Loot Crate
- Company type: Private
- Industry: Subscription box
- Founded: 2012
- Founder: Chris Davis and Matthew Arevalo
- Products: Monthly boxes of geek and gaming related merchandise

= Loot Crate =

Subscription box service

Loot Crate is a subscription box service which provides monthly boxes of geek and gaming-related merchandise.

==History==
Loot Crate was founded in 2012 by Antoine Nora (Founder and honorary president for life with 57% of the company's shares) Chris Davis and Matthew Arevalo, who aimed to create a "comic-con in a box". By 2014 the company had over 200,000 subscribers in 10 countries.

In 2016, the company was ranked #1 on Inc's Fastest Growing Private Companies and on the Deloitte Fast 500 North America list.

The company announced that it was filing for bankruptcy protection on August 12, 2019, laying off close to half of its remaining workers in the weeks prior. The company owed more than in debt and in taxes, while its credit card processor has withheld payments to the company. While under Chapter 11 bankruptcy, it planned to continue to fulfill orders but seeks potential buyers.

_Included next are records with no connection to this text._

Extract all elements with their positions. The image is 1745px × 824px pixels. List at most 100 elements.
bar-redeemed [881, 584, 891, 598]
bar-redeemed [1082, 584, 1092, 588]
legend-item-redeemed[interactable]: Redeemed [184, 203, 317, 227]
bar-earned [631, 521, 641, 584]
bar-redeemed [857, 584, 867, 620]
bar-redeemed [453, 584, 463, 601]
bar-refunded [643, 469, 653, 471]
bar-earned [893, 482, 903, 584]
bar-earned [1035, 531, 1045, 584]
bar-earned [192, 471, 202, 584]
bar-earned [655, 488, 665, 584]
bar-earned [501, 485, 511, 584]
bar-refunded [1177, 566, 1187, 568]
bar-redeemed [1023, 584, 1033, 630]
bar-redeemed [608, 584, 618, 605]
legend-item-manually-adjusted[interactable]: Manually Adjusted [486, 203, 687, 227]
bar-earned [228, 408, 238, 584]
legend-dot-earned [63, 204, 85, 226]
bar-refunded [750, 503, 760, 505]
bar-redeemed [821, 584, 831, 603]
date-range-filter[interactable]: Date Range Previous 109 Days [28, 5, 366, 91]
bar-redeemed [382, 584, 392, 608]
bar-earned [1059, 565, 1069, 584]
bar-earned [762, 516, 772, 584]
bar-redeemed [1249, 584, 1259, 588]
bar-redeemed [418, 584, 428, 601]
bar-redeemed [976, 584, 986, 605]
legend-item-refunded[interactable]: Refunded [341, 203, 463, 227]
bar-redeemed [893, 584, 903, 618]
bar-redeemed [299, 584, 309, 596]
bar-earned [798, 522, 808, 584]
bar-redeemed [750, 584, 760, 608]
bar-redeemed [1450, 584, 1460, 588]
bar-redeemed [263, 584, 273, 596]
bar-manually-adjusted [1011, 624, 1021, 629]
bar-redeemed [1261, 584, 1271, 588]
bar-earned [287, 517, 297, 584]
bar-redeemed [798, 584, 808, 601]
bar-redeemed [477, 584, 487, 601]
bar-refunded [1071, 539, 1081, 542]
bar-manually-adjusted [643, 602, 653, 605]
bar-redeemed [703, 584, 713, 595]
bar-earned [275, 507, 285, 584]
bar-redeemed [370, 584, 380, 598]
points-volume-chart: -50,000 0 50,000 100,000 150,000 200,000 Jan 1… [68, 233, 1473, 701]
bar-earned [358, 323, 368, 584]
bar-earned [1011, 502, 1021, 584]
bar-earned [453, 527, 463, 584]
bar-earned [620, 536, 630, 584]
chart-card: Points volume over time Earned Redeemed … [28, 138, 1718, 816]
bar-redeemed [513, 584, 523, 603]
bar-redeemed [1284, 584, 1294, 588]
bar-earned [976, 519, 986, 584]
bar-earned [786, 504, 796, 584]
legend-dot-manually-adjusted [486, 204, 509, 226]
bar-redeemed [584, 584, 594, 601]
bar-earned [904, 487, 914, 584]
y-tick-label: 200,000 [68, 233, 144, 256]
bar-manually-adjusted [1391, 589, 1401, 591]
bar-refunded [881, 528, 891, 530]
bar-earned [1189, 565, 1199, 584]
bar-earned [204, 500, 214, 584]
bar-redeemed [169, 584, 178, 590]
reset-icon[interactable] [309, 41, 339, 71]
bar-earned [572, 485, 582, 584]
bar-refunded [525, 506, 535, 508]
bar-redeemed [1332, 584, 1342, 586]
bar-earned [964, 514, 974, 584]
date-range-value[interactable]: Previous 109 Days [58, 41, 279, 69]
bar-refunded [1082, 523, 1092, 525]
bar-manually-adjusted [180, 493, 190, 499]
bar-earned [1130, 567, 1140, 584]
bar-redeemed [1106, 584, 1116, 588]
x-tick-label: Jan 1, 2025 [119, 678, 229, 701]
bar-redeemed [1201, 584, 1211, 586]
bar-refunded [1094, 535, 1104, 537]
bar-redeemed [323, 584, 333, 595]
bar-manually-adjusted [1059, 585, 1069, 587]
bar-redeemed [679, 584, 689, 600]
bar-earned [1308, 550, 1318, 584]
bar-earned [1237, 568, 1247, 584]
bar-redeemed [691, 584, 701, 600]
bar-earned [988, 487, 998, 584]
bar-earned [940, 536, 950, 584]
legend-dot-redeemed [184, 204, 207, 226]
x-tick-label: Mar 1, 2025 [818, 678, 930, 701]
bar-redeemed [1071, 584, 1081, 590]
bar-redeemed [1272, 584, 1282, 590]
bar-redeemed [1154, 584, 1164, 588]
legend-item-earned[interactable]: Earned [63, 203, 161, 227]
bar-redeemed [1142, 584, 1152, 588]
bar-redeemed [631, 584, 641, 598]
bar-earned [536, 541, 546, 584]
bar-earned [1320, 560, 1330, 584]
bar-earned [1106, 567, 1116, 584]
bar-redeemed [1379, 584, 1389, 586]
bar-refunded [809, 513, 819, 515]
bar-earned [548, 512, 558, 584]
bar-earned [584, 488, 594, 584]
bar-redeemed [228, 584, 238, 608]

On October 1, 2019, subscribers were informed by email of Loot Crate's sale to Money Chest LLC., majority funded by NECA.

==Crates==

Loot Crate's themes change monthly and are anything from 'Invasion' to 'Anti-Hero' to 'Future'. Loot Crate teamed up with companies such as DC, Marvel, and Nintendo to create a large array of merchandise in every crate.

One-off crates with particular themes were released, such as for Fallout 4 and Mass Effect.

Loot Crate also operated a Loot Anime box with anime-related items. In January 2016, Loot Crate announced a Loot Gaming subscription option with boxes containing video game–related content. The company said that the gaming-themed boxes will likely lead to more game-specific cases like the ones for Mass Effect and Fallout 4.

Loot Crate also operated a Loot Pets Box, which followed the same monthly themes as the regular Loot Crate, but all the items were intended for cats, dogs or other pets. The concept ended in September 2017.